01/08/2022

VOCÊ ACREDITA EM DESTINO? (*)


Fixado no horizonte do “interiorzão” que não chove, ar seco, sou acordado com um leve tapa nas costas.

- O destino provocou este reencontro depois de tantos anos.

Nem sabia o nome do meu “destinado” não o reconheci.

Ele se reapresenta. Sou o F. do Colégio…

Com muito esforço me veio uma imagem jovem, um estudante já acadêmico, então, agora mal vestido, barba por fazer. [Mal vestido? O “meu” pessoal diz que do jeito que ando, se estender a mão na rua posso até receber umas moedas].

- Ah, sim, me lembro agora. Você recitava marxismo naqueles tempos “perigosos” e agora vem falar em...destino?

Ele ri. Pergunto o que ele faz porque me parecera um sujeito muito culto naqueles tempos.

Me olha como se saísse dali, seus olhos se perdem no vazio, alguns segundos depois sem responder:

- Quando moleque, nas rodas adultas, não poucas vezes ouvi quem perguntasse aos interlocutores – “Você acredita em destino?” Você, não?

E prosseguiu:

- Os antigos também, com o inesperado da vida, se indagavam sobre o destino; se a vida, no essencial tinha desígnios fora do controle, as fatalidades.

Percebendo que estava eu atento:

- Olha não para complicar mas há duas tragédias gregas pré-socráticas que explanam sobre os efeitos do suposto destino, “Prometeu acorrentado” de Ésquilo e “Édipo Rei” de Sófocles. Nem falo de Sócrates com aquele seu sentido crístico. Uma coisa curiosa, ele rejeitou o suborno proposto por um discípulo para facilitar sua fuga de Atenas e da cicuta. Volto às tragédias. Prometeu fora acorrentado por ajudar, instruir os homens, os mortais, com uma série de culturas práticas de vida, inclusive o manejo do fogo. Zeus é apresentado como um deus cruel, vingativo, que castiga severamente Prometeu e quando este o desafia, mesmo acorrentado, seu castigo é agravado: o abutre do deus todo dia devoraria um pedaço do seu fígado - que é reconstituído durante o dia. Algo como o inferno de Dante, castigo eterno. Quanto a Édipo, o Oráculo de Delfos previra para o menino uma tragédia bárbara: mataria o pai e se casaria com a própria mãe.

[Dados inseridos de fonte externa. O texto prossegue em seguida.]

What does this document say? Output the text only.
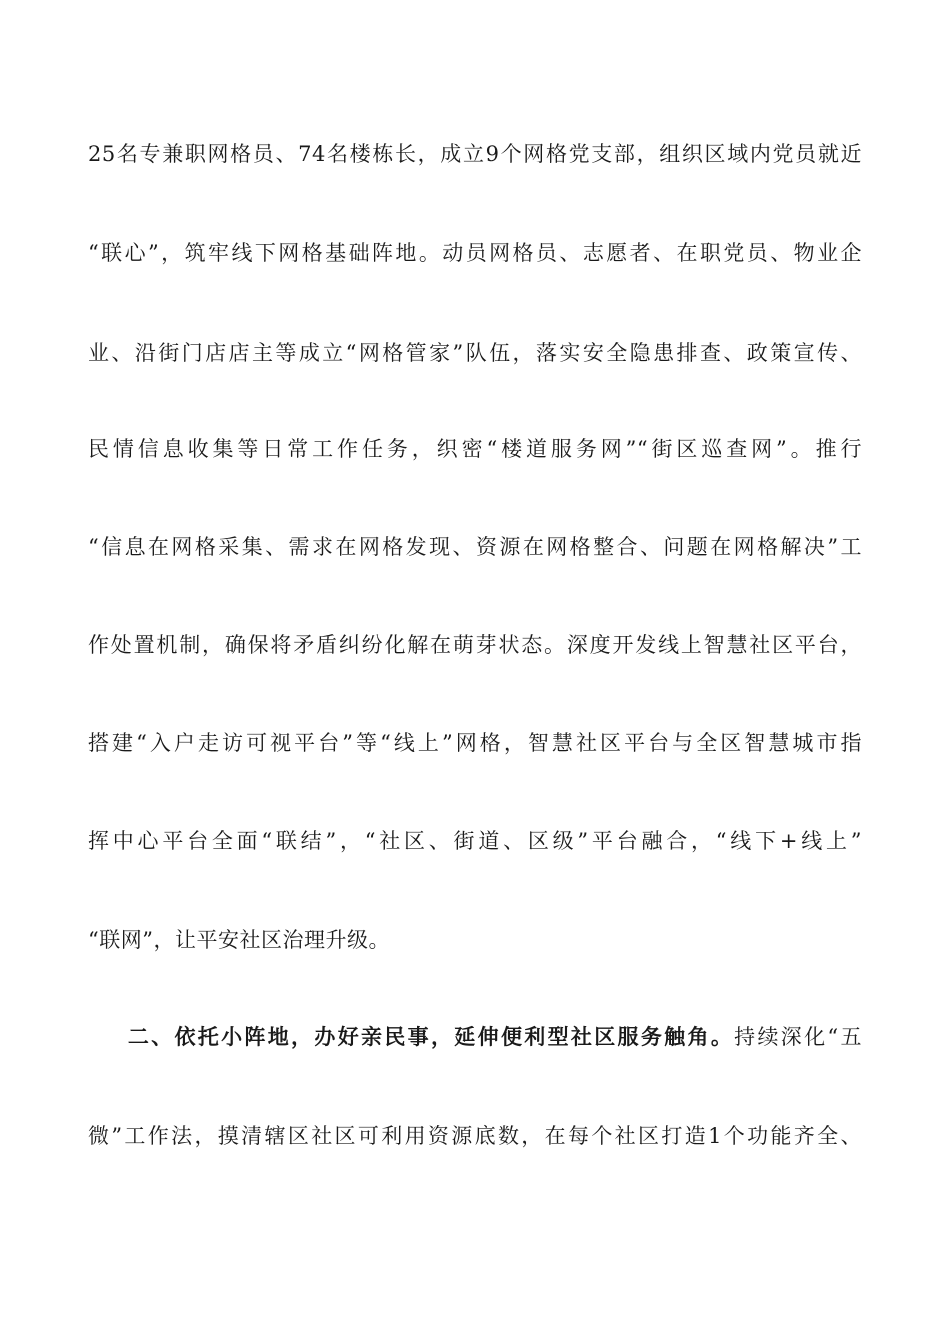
25名专兼职网格员、74名楼栋长，成立9个网格党支部，组织区域内党员就近
“联心”，筑牢线下网格基础阵地。动员网格员、志愿者、在职党员、物业企
业、沿街门店店主等成立“网格管家”队伍，落实安全隐患排查、政策宣传、
民情信息收集等日常工作任务，织密“楼道服务网”“街区巡查网”。推行
“信息在网格采集、需求在网格发现、资源在网格整合、问题在网格解决”工
作处置机制，确保将矛盾纠纷化解在萌芽状态。深度开发线上智慧社区平台，
搭建“入户走访可视平台”等“线上”网格，智慧社区平台与全区智慧城市指
挥中心平台全面“联结”，“社区、街道、区级”平台融合，“线下+线上”
“联网”，让平安社区治理升级。
二、依托小阵地，办好亲民事，延伸便利型社区服务触角。持续深化“五
微”工作法，摸清辖区社区可利用资源底数，在每个社区打造1个功能齐全、
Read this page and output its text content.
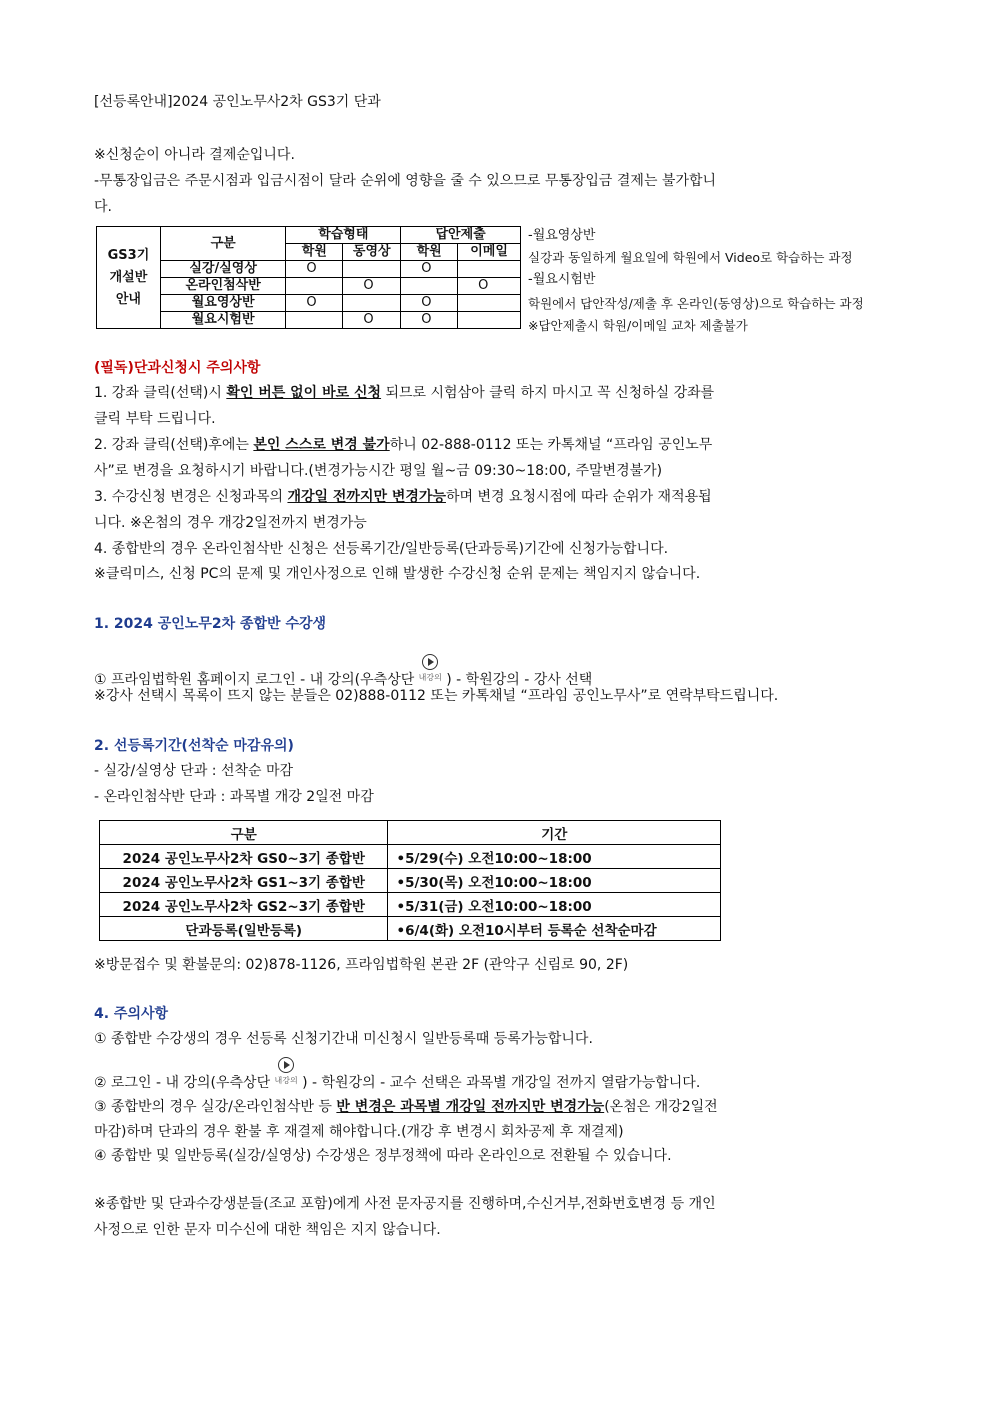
[선등록안내]2024 공인노무사2차 GS3기 단과
※신청순이 아니라 결제순입니다.
-무통장입금은 주문시점과 입금시점이 달라 순위에 영향을 줄 수 있으므로 무통장입금 결제는 불가합니
다.
GS3기
개설반
안내	구분	학습형태		답안제출	
		학원	동영상	학원	이메일
	실강/실영상	O		O	
	온라인첨삭반		O		O
	월요영상반	O		O	
	월요시험반		O	O	
-월요영상반
실강과 동일하게 월요일에 학원에서 Video로 학습하는 과정
-월요시험반
학원에서 답안작성/제출 후 온라인(동영상)으로 학습하는 과정
※답안제출시 학원/이메일 교차 제출불가
(필독)단과신청시 주의사항
1. 강좌 클릭(선택)시 확인 버튼 없이 바로 신청 되므로 시험삼아 클릭 하지 마시고 꼭 신청하실 강좌를
클릭 부탁 드립니다.
2. 강좌 클릭(선택)후에는 본인 스스로 변경 불가하니 02-888-0112 또는 카톡채널 “프라임 공인노무
사”로 변경을 요청하시기 바랍니다.(변경가능시간 평일 월~금 09:30~18:00, 주말변경불가)
3. 수강신청 변경은 신청과목의 개강일 전까지만 변경가능하며 변경 요청시점에 따라 순위가 재적용됩
니다. ※온첨의 경우 개강2일전까지 변경가능
4. 종합반의 경우 온라인첨삭반 신청은 선등록기간/일반등록(단과등록)기간에 신청가능합니다.
※클릭미스, 신청 PC의 문제 및 개인사정으로 인해 발생한 수강신청 순위 문제는 책임지지 않습니다.
1. 2024 공인노무2차 종합반 수강생
① 프라임법학원 홈페이지 로그인 - 내 강의(우측상단 내강의 ) - 학원강의 - 강사 선택
※강사 선택시 목록이 뜨지 않는 분들은 02)888-0112 또는 카톡채널 “프라임 공인노무사”로 연락부탁드립니다.
2. 선등록기간(선착순 마감유의)
- 실강/실영상 단과 : 선착순 마감
- 온라인첨삭반 단과 : 과목별 개강 2일전 마감
구분	기간
2024 공인노무사2차 GS0~3기 종합반	•5/29(수) 오전10:00~18:00
2024 공인노무사2차 GS1~3기 종합반	•5/30(목) 오전10:00~18:00
2024 공인노무사2차 GS2~3기 종합반	•5/31(금) 오전10:00~18:00
단과등록(일반등록)	•6/4(화) 오전10시부터 등록순 선착순마감
※방문접수 및 환불문의: 02)878-1126, 프라임법학원 본관 2F (관악구 신림로 90, 2F)
4. 주의사항
① 종합반 수강생의 경우 선등록 신청기간내 미신청시 일반등록때 등록가능합니다.
② 로그인 - 내 강의(우측상단 내강의 ) - 학원강의 - 교수 선택은 과목별 개강일 전까지 열람가능합니다.
③ 종합반의 경우 실강/온라인첨삭반 등 반 변경은 과목별 개강일 전까지만 변경가능(온첨은 개강2일전
마감)하며 단과의 경우 환불 후 재결제 해야합니다.(개강 후 변경시 회차공제 후 재결제)
④ 종합반 및 일반등록(실강/실영상) 수강생은 정부정책에 따라 온라인으로 전환될 수 있습니다.
※종합반 및 단과수강생분들(조교 포함)에게 사전 문자공지를 진행하며,수신거부,전화번호변경 등 개인
사정으로 인한 문자 미수신에 대한 책임은 지지 않습니다.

Fora, então, abandonando numa várzea, salvo por um pastor e, com o decorrer da vida, esse “destino” se realizou: matou seu pai e se casou com Jocasta, sua mãe. Dessa tragédia sairia o complexo de Édipo de Freud.

Pensou um pouco e foi concluindo:

- Claro que são peças teatrais mas elas atravessam os séculos, 400, 500 a.C. Quanto há de reflexão nisso?

- Pois bem, disse eu, eu tenho comigo uma tragédia que bem jovem muito me emocionou. Pois foi assim. O menino era apelidado de Bila, Quantos anos, quatro ou cinco? Quase todos os dias pela manhã, tomava seu café e saía à rua, sentava-se na guia e comia sua fatia de pão com manteiga.

Naquela manhã, ninguém sabe de onde, foi atacado por um cachorro louco – mas louco mesmo! O cachorro doente teve que ser morto e o foi com um taco de baseball arrumado na hora. Os ferimentos no rosto do Bila foram tão graves que ele não resistiu e faleceu poucos dias depois. Veja, um menino tão jovem com um destino tão trágico? Que emocionou tanto!

- Ah, meu caro, Sócrates, não sei se defendendo ideias de Platão admitiu a imortalidade da alma e os renascimentos sucessivos. Saiba, então, que no Evangelho de João, quando Jesus cura um paralítico ele o adverte: “não peques mais, para que não te sucedas coisa pior”. Em que momento da vida do paralítico “coisas piores poderiam acontecer”? Afinal ele fora curado havia pouco… e perdoado. Se a alma é imortal… há “dívidas contraídas” para serem saldadas nalgum tempo? Pode ser um castigo ou um aprendizado. Talvez o menino tivesse um “saldo” de vida a completar com uma tragédia. Observe em sua volta as diferenças nos semelhantes. Olha, meu caro, você acredita em destino? Responda aí. Vou saindo porque não estou agradando.

Usei meu chavão:

- Sabe duma coisa? Não explico sequer o sabor duma manga, o espocar duma rosa. Nada sei do essencial da vida…

F. riu, e quem sabe? e rapidamente saiu do meu campo de visão como uma sombra.





(*) Publicado na Revista “O Ginasiano” nº 41 de agosto de 2022.